Tampoco se cansa de ir una y otra vez a Israel, un país que ha visitado al menos en 20 ocasiones y que le fascina, entre otras cosas, por ser cuna del cristianismo. Allá, al igual que en todos los destinos a los que viaja, su curiosidad nunca deja de funcionar. “Siempre busco algo que me sorprenda, me gusta ver qué hay de nuevo”, afirma.

Así ha coleccionado recuerdos imborrables. Una vez, en Jerusalén, conoció a unos monjes que lo guiaron por una escalera de caracol en madera, al final de la cual descubrió una cisterna antigua debajo del Santo Sepulcro.

Una experiencia inolvidable de Eduardo Espinosa: cuando se arrodilló en la Vía Dolorosa original, en Jerusalén.
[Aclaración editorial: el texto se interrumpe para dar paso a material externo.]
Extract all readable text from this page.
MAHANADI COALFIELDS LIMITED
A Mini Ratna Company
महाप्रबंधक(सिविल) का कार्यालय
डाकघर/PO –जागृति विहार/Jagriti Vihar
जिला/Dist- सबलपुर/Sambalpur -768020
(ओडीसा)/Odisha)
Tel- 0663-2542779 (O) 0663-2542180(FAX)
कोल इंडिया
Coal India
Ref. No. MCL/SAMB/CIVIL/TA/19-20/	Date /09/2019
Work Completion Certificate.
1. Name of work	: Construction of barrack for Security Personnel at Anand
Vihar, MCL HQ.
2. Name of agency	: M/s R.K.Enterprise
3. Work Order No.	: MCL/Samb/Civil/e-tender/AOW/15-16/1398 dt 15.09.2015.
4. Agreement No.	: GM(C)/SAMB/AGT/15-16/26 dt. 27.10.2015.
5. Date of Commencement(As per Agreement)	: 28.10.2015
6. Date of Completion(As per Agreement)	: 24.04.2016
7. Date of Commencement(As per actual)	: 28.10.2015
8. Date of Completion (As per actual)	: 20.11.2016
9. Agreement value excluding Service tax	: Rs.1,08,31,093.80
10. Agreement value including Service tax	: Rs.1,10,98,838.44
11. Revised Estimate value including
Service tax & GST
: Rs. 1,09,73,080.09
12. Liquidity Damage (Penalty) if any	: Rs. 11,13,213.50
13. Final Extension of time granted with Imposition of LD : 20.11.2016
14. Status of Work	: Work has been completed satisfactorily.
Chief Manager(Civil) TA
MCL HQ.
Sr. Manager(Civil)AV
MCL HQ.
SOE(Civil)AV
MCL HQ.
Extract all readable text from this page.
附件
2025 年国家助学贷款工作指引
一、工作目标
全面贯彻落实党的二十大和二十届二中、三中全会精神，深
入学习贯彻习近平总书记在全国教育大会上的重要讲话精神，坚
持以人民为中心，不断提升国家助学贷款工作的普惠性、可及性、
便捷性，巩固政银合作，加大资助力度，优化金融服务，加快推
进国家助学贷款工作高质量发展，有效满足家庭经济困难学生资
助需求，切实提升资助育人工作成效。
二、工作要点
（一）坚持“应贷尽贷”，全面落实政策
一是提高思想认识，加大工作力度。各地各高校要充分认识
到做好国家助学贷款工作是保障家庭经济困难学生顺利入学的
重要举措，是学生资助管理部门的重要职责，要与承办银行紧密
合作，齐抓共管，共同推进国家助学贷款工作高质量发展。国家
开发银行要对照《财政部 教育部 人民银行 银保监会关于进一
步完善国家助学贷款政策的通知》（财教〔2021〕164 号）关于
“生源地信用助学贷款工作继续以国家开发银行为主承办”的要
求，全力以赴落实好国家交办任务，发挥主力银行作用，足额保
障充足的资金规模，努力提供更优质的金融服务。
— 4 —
Foto: Cortesía de Eduardo Espinosa

Una experiencia inolvidable de Eduardo Espinosa: cuando se arrodilló en la Vía Dolorosa original, en Jerusalén. Foto: Cortesía de Eduardo Espinosa

También en esa ciudad, una monja que atendía un albergue lo llevó por otra escalera subterránea hasta un lugar donde unas religiosas oraban de rodillas. Una vez abajo, le enseñó un arco con columnas en una pared, donde había estado la entrada principal de la fortaleza Antonia. Detrás quedaba el patio en el que Jesús fue coronado de espinas, donde los soldados se jugaron sus vestiduras y lo azotaron. “Allí le dieron la cruz”, aseguró la monja.

“¿O sea que luego Jesús salió por esta puerta y cogió este camino?”, preguntó Espinosa. La monja asintió. “¿Y estos ladrillos donde están arrodilladas las monjas los pisó Jesús?”. “Sí”, fue de nuevo la respuesta.

“Me puse a llorar, yo no podía creer que estaba ahí”, recuerda al explicar que el sitio donde se encontraba era la Vía Dolorosa original, situada algunos metros más abajo de la que hoy recorren los turistas. Esa es una experiencia que conserva con cariño. Es una de las muchas que le encanta compartir con sus pasajeros.